Measures the extent to which data is not symmetrical.
Left-Skewed: Mean < Median, Skewness Statistic < 0
Symmetric: Mean = Median, Skewness Statistic = 0
Right-Skewed: Median < Mean, Skewness Statistic > 0

General Descriptive Stats Using Microsoft Excel Functions

=AVERAGE(range)
=MEDIAN(range)
=MODE.SNGL(range)
=STDEV.S(range)
=VAR.S(range)
=Z.SCORE(x, mean, stdev)

Numerical Descriptive Measures for a Population

Descriptive statistics discussed previously described a sample, not the population.
Summary measures describing a population, called parameters, are denoted with Greek letters.
Important descriptive population parameters are the population mean, population variance, and population standard deviation.

Sample statistics versus population parameters

Measure	Population Parameter	Sample Statistic
Mean	$µ$	$\bar{X}$
Variance	$σ^2$	$S^2$
Standard Deviation	$σ$	$S$
Proportion (Ch.7)	$π$	$p$

The mean µ

The population mean is the sum of the values in the population divided by the population size, N. $μ = \frac{\sum{i=1}^{N} Xi}{N}$
- $μ$ = population mean
- $N$ = population size
- $X_i$ = ith value of the variable X

The Variance σ^2

Average of squared deviations of values from the mean.
Population variance: $σ^2 = \frac{\sum{i=1}^{N} (Xi - μ)^2}{N}$
- $μ$ = population mean
- $N$ = population size
- $X_i$ = ith value of the variable X

The Standard Deviation σ

Most commonly used measure of variation.
Shows variation about the mean.
Is the square root of the population variance.
Has the same units as the original data.
Population standard deviation:
$σ = \sqrt{σ^2}$

The Empirical Rule

The empirical rule approximates the variation of data that are in a symmetric bell-shaped distribution.
Approximately 68% of the data in a symmetric bell shaped distribution is within 1 standard deviation of the mean or $µ ± 1σ$ .
Approximately 95% of the data in a symmetric bell-shaped distribution lies within two standard deviations of the mean, or $µ ± 2σ$ .
Approximately 99.7% of the data in a symmetric bell-shaped distribution lies within three standard deviations of the mean, or $µ ± 3σ$ .

Using the Empirical Rule

Suppose that the variable Math SAT scores is bell-shaped with a mean of 500 and a standard deviation of 90. Then:
Approximately 68% of all test takers scored between 410 and 590, ( $500 ± 90$ ).
Approximately 95% of all test takers scored between 320 and 680, ( $500 ± 180$ ).
Approximately 99.7% of all test takers scored between 230 and 770, ( $500 ± 270$ ).
The empirical rule helps measure how the values distribute above and below the mean and can help identify outliers.
You can consider values not found in the interval $µ ± 3σ$ as outliers.
Note: this rule also applies to the bell-shaped sample data sets (i.e., $±1s$ contains 68% of data, $2s$ for 95%, $3s$ for 99.7%)

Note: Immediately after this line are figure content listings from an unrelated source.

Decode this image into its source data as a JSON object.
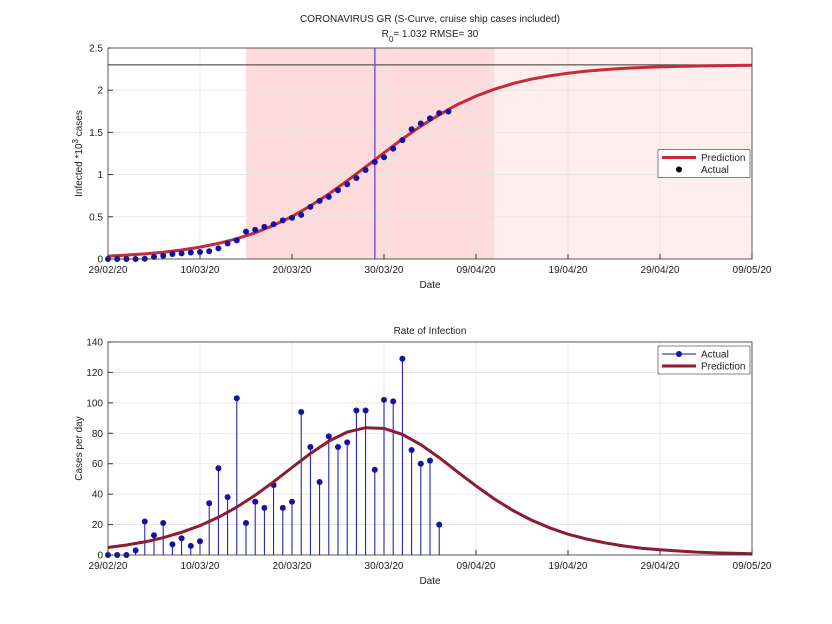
{
  "chart_data": [
    {
      "type": "line",
      "title": "CORONAVIRUS GR (S-Curve,  cruise ship cases included)",
      "subtitle": {
        "symbol": "R",
        "subscript": "0",
        "text": "=  1.032  RMSE=  30"
      },
      "xlabel": "Date",
      "ylabel": {
        "text": "Infected *10",
        "superscript": "3",
        "suffix": " cases"
      },
      "xlim": [
        "29/02/20",
        "09/05/20"
      ],
      "xticks": [
        "29/02/20",
        "10/03/20",
        "20/03/20",
        "30/03/20",
        "09/04/20",
        "19/04/20",
        "29/04/20",
        "09/05/20"
      ],
      "ylim": [
        0,
        2.5
      ],
      "yticks": [
        0,
        0.5,
        1,
        1.5,
        2,
        2.5
      ],
      "grid": true,
      "legend": "right",
      "bands": [
        {
          "x": [
            "15/03/20",
            "11/04/20"
          ],
          "color": "#ffdcdc"
        },
        {
          "x": [
            "11/04/20",
            "09/05/20"
          ],
          "color": "#ffeeee"
        }
      ],
      "hline": {
        "value": 2.3,
        "color": "#333333"
      },
      "vline": {
        "x": "29/03/20",
        "color": "#7a55e0"
      },
      "series": [
        {
          "name": "Prediction",
          "mark": "line",
          "color": "#c62a3c",
          "legend_color": "#c62a3c",
          "x": [
            "29/02/20",
            "02/03/20",
            "04/03/20",
            "06/03/20",
            "08/03/20",
            "10/03/20",
            "12/03/20",
            "14/03/20",
            "16/03/20",
            "18/03/20",
            "20/03/20",
            "22/03/20",
            "24/03/20",
            "26/03/20",
            "28/03/20",
            "30/03/20",
            "01/04/20",
            "03/04/20",
            "05/04/20",
            "07/04/20",
            "09/04/20",
            "11/04/20",
            "13/04/20",
            "15/04/20",
            "17/04/20",
            "19/04/20",
            "21/04/20",
            "23/04/20",
            "25/04/20",
            "27/04/20",
            "29/04/20",
            "01/05/20",
            "03/05/20",
            "05/05/20",
            "07/05/20",
            "09/05/20"
          ],
          "values": [
            0.034,
            0.046,
            0.061,
            0.081,
            0.107,
            0.141,
            0.185,
            0.241,
            0.311,
            0.399,
            0.504,
            0.629,
            0.77,
            0.926,
            1.091,
            1.258,
            1.422,
            1.574,
            1.71,
            1.83,
            1.93,
            2.012,
            2.078,
            2.13,
            2.17,
            2.202,
            2.226,
            2.244,
            2.258,
            2.269,
            2.276,
            2.282,
            2.287,
            2.29,
            2.293,
            2.295
          ]
        },
        {
          "name": "Actual",
          "mark": "dots",
          "color": "#1212a6",
          "legend_color": "#000000",
          "x": [
            "29/02/20",
            "01/03/20",
            "02/03/20",
            "03/03/20",
            "04/03/20",
            "05/03/20",
            "06/03/20",
            "07/03/20",
            "08/03/20",
            "09/03/20",
            "10/03/20",
            "11/03/20",
            "12/03/20",
            "13/03/20",
            "14/03/20",
            "15/03/20",
            "16/03/20",
            "17/03/20",
            "18/03/20",
            "19/03/20",
            "20/03/20",
            "21/03/20",
            "22/03/20",
            "23/03/20",
            "24/03/20",
            "25/03/20",
            "26/03/20",
            "27/03/20",
            "28/03/20",
            "29/03/20",
            "30/03/20",
            "31/03/20",
            "01/04/20",
            "02/04/20",
            "03/04/20",
            "04/04/20",
            "05/04/20",
            "06/04/20"
          ],
          "values": [
            0,
            0,
            0,
            0,
            0.003,
            0.025,
            0.038,
            0.059,
            0.066,
            0.077,
            0.083,
            0.092,
            0.126,
            0.183,
            0.221,
            0.324,
            0.345,
            0.38,
            0.411,
            0.457,
            0.488,
            0.523,
            0.617,
            0.688,
            0.736,
            0.814,
            0.885,
            0.959,
            1.054,
            1.149,
            1.205,
            1.307,
            1.408,
            1.537,
            1.606,
            1.666,
            1.728,
            1.748
          ]
        }
      ]
    },
    {
      "type": "line",
      "title": "Rate of Infection",
      "xlabel": "Date",
      "ylabel": {
        "text": "Cases per day"
      },
      "xlim": [
        "29/02/20",
        "09/05/20"
      ],
      "xticks": [
        "29/02/20",
        "10/03/20",
        "20/03/20",
        "30/03/20",
        "09/04/20",
        "19/04/20",
        "29/04/20",
        "09/05/20"
      ],
      "ylim": [
        0,
        140
      ],
      "yticks": [
        0,
        20,
        40,
        60,
        80,
        100,
        120,
        140
      ],
      "grid": true,
      "legend": "upper right",
      "series": [
        {
          "name": "Actual",
          "mark": "stem",
          "color": "#1212a6",
          "legend_color": "#1212a6",
          "x": [
            "29/02/20",
            "01/03/20",
            "02/03/20",
            "03/03/20",
            "04/03/20",
            "05/03/20",
            "06/03/20",
            "07/03/20",
            "08/03/20",
            "09/03/20",
            "10/03/20",
            "11/03/20",
            "12/03/20",
            "13/03/20",
            "14/03/20",
            "15/03/20",
            "16/03/20",
            "17/03/20",
            "18/03/20",
            "19/03/20",
            "20/03/20",
            "21/03/20",
            "22/03/20",
            "23/03/20",
            "24/03/20",
            "25/03/20",
            "26/03/20",
            "27/03/20",
            "28/03/20",
            "29/03/20",
            "30/03/20",
            "31/03/20",
            "01/04/20",
            "02/04/20",
            "03/04/20",
            "04/04/20",
            "05/04/20"
          ],
          "values": [
            0,
            0,
            0,
            3,
            22,
            13,
            21,
            7,
            11,
            6,
            9,
            34,
            57,
            38,
            103,
            21,
            35,
            31,
            46,
            31,
            35,
            94,
            71,
            48,
            78,
            71,
            74,
            95,
            95,
            56,
            102,
            101,
            129,
            69,
            60,
            62,
            20
          ]
        },
        {
          "name": "Prediction",
          "mark": "line",
          "color": "#8e1c30",
          "legend_color": "#8e1c30",
          "x": [
            "29/02/20",
            "02/03/20",
            "04/03/20",
            "06/03/20",
            "08/03/20",
            "10/03/20",
            "12/03/20",
            "14/03/20",
            "16/03/20",
            "18/03/20",
            "20/03/20",
            "22/03/20",
            "24/03/20",
            "26/03/20",
            "28/03/20",
            "30/03/20",
            "01/04/20",
            "03/04/20",
            "05/04/20",
            "07/04/20",
            "09/04/20",
            "11/04/20",
            "13/04/20",
            "15/04/20",
            "17/04/20",
            "19/04/20",
            "21/04/20",
            "23/04/20",
            "25/04/20",
            "27/04/20",
            "29/04/20",
            "01/05/20",
            "03/05/20",
            "05/05/20",
            "07/05/20",
            "09/05/20"
          ],
          "values": [
            4.9,
            6.6,
            8.6,
            11.4,
            14.9,
            19.3,
            24.8,
            31.5,
            39.3,
            48.1,
            57.5,
            66.7,
            74.8,
            80.8,
            83.7,
            83.2,
            79.3,
            72.5,
            64.0,
            54.6,
            45.4,
            36.8,
            29.3,
            23.0,
            17.9,
            13.7,
            10.5,
            8.0,
            6.0,
            4.5,
            3.4,
            2.6,
            1.9,
            1.4,
            1.1,
            0.8
          ]
        }
      ]
    }
  ]
}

Measures Of The Relationship Between Two Numerical Variables

The Covariance
The Coefficient of Correlation

The Covariance

The covariance measures the direction of the linear relationship between two numerical variables (X & Y).
The sample covariance: $cov(X,Y) = \frac{\sum{i=1}^{n} (Xi - \bar{X})(Y_i - \bar{Y})}{n-1}$
- $n$ = number of the pairs
Only concerned with the directional relationship.
No causal effect is implied.

Interpreting Covariance

cov(X,Y) > 0: X and Y tend to move in the same direction.
cov(X,Y) < 0: X and Y tend to move in opposite directions.
$cov(X,Y) = 0$ : X and Y are independent.
The covariance has a major flaw: It is not possible to determine the relative strength of the relationship from the size of the covariance.

Coefficient of Correlation

Measures the relative strength of the linear relationship between two numerical variables.
Sample coefficient of correlation: $r = \frac{cov(X,Y)}{SX SY}$
- Where,
No causal effect is implied.

Features of the Coefficient of Correlation

The population coefficient of correlation is referred to as $ρ$ .
The sample coefficient of correlation is referred to as $r$ .
Either $ρ$ or $r$ have the following features:
- Unit free
- Range between –1 and 1
- The closer to –1, the stronger the negative linear relationship.
- The closer to 1, the stronger the positive linear relationship.
- The closer to 0, the weaker the linear relationship.

Interpreting the Coefficient of Correlation

Example
* r = 0.733

There is a relatively strong positive linear relationship between test score #1 and test score #2.
Students who scored high on the first test tended to score high on second test.